2. Code Review Performed by a Separate Team

The central group breaks down into two key teams: the coders — the people who sit and write code — and the verifiers — the people who try to find flaws in the code. The two outfits report to separate bosses and function under opposing marching orders.

With pair programming on the rise, similar techniques might be applied more widely in the future. However, I still think that pair programming is not quite on par with having a separate team dedicated purely to code review. I think that purely because of my personal experience that one develops a kind of bug-blindness when they are familiar with the code. This is exactly why having a separate team is so powerful — when you are not familiar with code it is easier to spot mistakes.

3. Every Change Is Documented

One is the history of the code itself — with every line annotated, showing every time it was changed, why it was changed, when it was changed, what the purpose of the change was, what specifications documents detail the change.

Times seem to have changed the scene for the better. What was described as something to be marvelled at in 1996 now is commonplace with advances in version control software. With Git and Maven available freely it is purely a question of discipline to match 90’s NASA in record keeping.

This is the only point laid down by  Fishman that is a complete no-brainer — there are no drawbacks.
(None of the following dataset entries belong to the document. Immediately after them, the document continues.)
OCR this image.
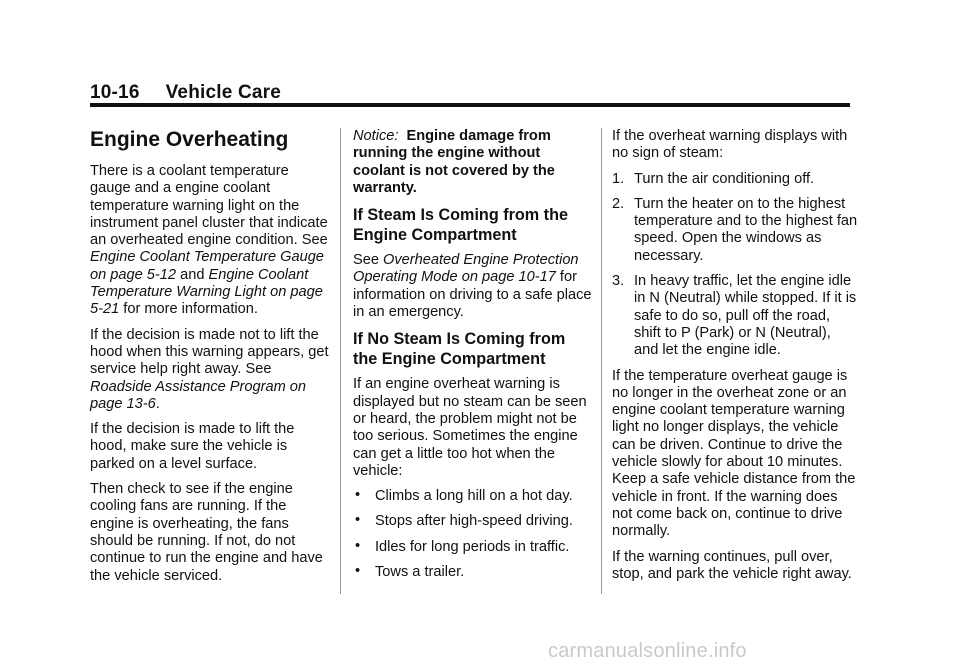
10-16 Vehicle Care
Engine Overheating

There is a coolant temperature gauge and a engine coolant temperature warning light on the instrument panel cluster that indicate an overheated engine condition. See Engine Coolant Temperature Gauge on page 5-12 and Engine Coolant Temperature Warning Light on page 5-21 for more information.

If the decision is made not to lift the hood when this warning appears, get service help right away. See Roadside Assistance Program on page 13-6.

If the decision is made to lift the hood, make sure the vehicle is parked on a level surface.

Then check to see if the engine cooling fans are running. If the engine is overheating, the fans should be running. If not, do not continue to run the engine and have the vehicle serviced.

Notice: Engine damage from running the engine without coolant is not covered by the warranty.

If Steam Is Coming from the Engine Compartment

See Overheated Engine Protection Operating Mode on page 10-17 for information on driving to a safe place in an emergency.

If No Steam Is Coming from the Engine Compartment

If an engine overheat warning is displayed but no steam can be seen or heard, the problem might not be too serious. Sometimes the engine can get a little too hot when the vehicle:

• Climbs a long hill on a hot day.
• Stops after high-speed driving.
• Idles for long periods in traffic.
• Tows a trailer.

If the overheat warning displays with no sign of steam:

1. Turn the air conditioning off.
2. Turn the heater on to the highest temperature and to the highest fan speed. Open the windows as necessary.
3. In heavy traffic, let the engine idle in N (Neutral) while stopped. If it is safe to do so, pull off the road, shift to P (Park) or N (Neutral), and let the engine idle.

If the temperature overheat gauge is no longer in the overheat zone or an engine coolant temperature warning light no longer displays, the vehicle can be driven. Continue to drive the vehicle slowly for about 10 minutes. Keep a safe vehicle distance from the vehicle in front. If the warning does not come back on, continue to drive normally.

If the warning continues, pull over, stop, and park the vehicle right away.

carmanualsonline.info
Keeping good records does not require any extra time, money or human resources.

4. Learning From Past Mistakes

Like computer models predicting the weather, the coding models predict how many errors the group should make in writing each new version of the software. True to form, if the coders and testers find too few errors, everyone works the process until reality and the predictions match.

The process is so pervasive, it gets the blame for any error — if there is a flaw in the software, there must be something wrong with the way its being written, something that can be corrected. Any error not found at the planning stage has slipped through at least some checks. Why? Is there something wrong with the inspection process? Does a question need to be added to a checklist?

In a fast paced  environment it might be difficult to find time to reflect on every single bug and question yourself whether there was anything that could have been done in order to prevent it. Are there any other places in the codebase that could suffer from the same bug?

Conclusions

All of these techniques seem to boil down to good documentation and not sparing time or resources when it comes to making sure that the software is top notch. The simple truth is that bug–free on time software is just more expensive than we (or our clients) are prepared to pay.

I hope that I managed to persuade you that it is not that we cannot write nearly perfect software, it is just that — like with everything in life — we make trade-offs.